You will need the following cuts:

• 12 x 300mm
• 4 x 520mm

Upper part:

Take 4 x 300mm, 4 corner cubes and the heatsink. With the heatsink flat surface pointing down, put the 4 profiles around and assemble them using the screws and the cubes. No need for drilling as the profiles will compress around the heatsink keeping it in place.

Bottom part:

Take 4 x 300mm profiles, 4 cubes and the 4 x 520mm profiles. Tight the screws in the three different directions. Place the other 4 300mm profiles at 100mm from the bottom up and use the Gussets to keep them in place. The Gussets should be placed below the profiles. 

Present the upper part at the top of the 4 520mm profiles. Do not tight the screws linking the whole box just yet.

Part 1:

• Blue/Red Panel x 2

Part 2:

• White/Green Panel x 2

Part 1 assembling:

Take 13 Blue LEDs and 12 Red LEDs for the first panel.

Take 12 Blue LEDS and 13 Red LEDs for the second panel.

Part 2 assembling:

Take 13 White LEDs and 12 Green LEDs for the third panel.

Take 12 White LEDs and 13 Green LEDs for the fourth panel.

Follow the order below:

If you do not have the oven at home, you will have to send the parts to be assembled elsewhere. Another option is to request assembling when requesting the PCB boards from your favourite PCB manufacturer. 

Here is where the fun starts.

Find the centre of the heatsink and drill a 16mm hole. This is to accommodate the USB 3 cable to connect the camera and the LEDs wiring.

Put the USB cable through the hole and connect it to the camera. Please the camera onto position and draw the position for the 4 holes. For M2 screws, use an 1.8mm drill bit. Tap the threads with an M2 tap. Use metal spacers to place the camera.
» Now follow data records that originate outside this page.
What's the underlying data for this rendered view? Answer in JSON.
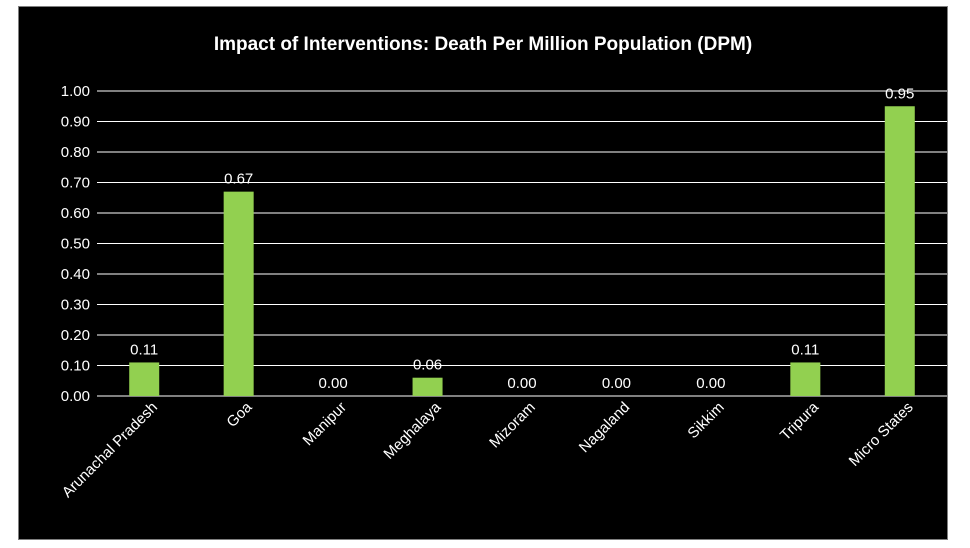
{
  "chart_data": {
    "type": "bar",
    "title": "Impact of Interventions: Death Per Million Population (DPM)",
    "categories": [
      "Arunachal Pradesh",
      "Goa",
      "Manipur",
      "Meghalaya",
      "Mizoram",
      "Nagaland",
      "Sikkim",
      "Tripura",
      "Micro States"
    ],
    "values": [
      0.11,
      0.67,
      0.0,
      0.06,
      0.0,
      0.0,
      0.0,
      0.11,
      0.95
    ],
    "data_labels": [
      "0.11",
      "0.67",
      "0.00",
      "0.06",
      "0.00",
      "0.00",
      "0.00",
      "0.11",
      "0.95"
    ],
    "yticks": [
      "0.00",
      "0.10",
      "0.20",
      "0.30",
      "0.40",
      "0.50",
      "0.60",
      "0.70",
      "0.80",
      "0.90",
      "1.00"
    ],
    "ylim": [
      0,
      1
    ],
    "xlabel": "",
    "ylabel": "",
    "grid": true,
    "legend": "none",
    "colors": {
      "bar": "#92d050",
      "background": "#000000",
      "grid": "#ffffff",
      "text": "#ffffff"
    }
  }
}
From the centre hole, draw a square of 80 x 80 which will guide you to place the four boards aligned. Mark with a pencil the corner holes and drill them onto the heatsink using a 2.8mm drill.

Tap the thread using an M3 tap into each hole. Place the boards and secure them with M3 screws.

The same colour panels are connected in parallel. That means that you need to connect the positive connector to the negative of the other board. 

To close the circuit, you need to connect the positive wire from the LED driver to the positive of the first board, then the negative of the first board to the positive of the second board and, finally, the negative of the second board to the negative of the LED driver. 

Your wiring does not need to be as ugly as mine. As a matter of fact, I originally created a whole PCB board of the size of the heatsink to prevent all these wires running amok. But in later stages I decided to go for individual PCBs for each lamp due to the lack of available lenses. I settled for the VIRPI lens of Ledil which, in turn has created problems of its own. Mainly the fact that I need to create an angle to illuminate the samples uniformly. See the Photon Systems Instruments Open FluorCam. 

Another question you may have is what are the small PCBs for? Well, the lamps are too powerful to fulfil the requirement of the Measuring Light (ML), which is illuminating the sample with a beam of less than 1 umol. I will deal with that in one of the Project Logs.

The box was originally design to have mirror panels for better light distribution. This did not work well with the camera. Below My original first version:

For that reason I had to invert the panels, and paint them with a black coating to avoid interference with the camera and also to be able to create the masks.

I also had bought a calibration panel to determine both the minimum and maximum brightness levels which, in the end, was not necessary. The new box below:

Below a picture of the fluorescence of the apricot seedling from above:

As you can see, there are not reflections and the mask is easily obtainable with the whole area painted in black.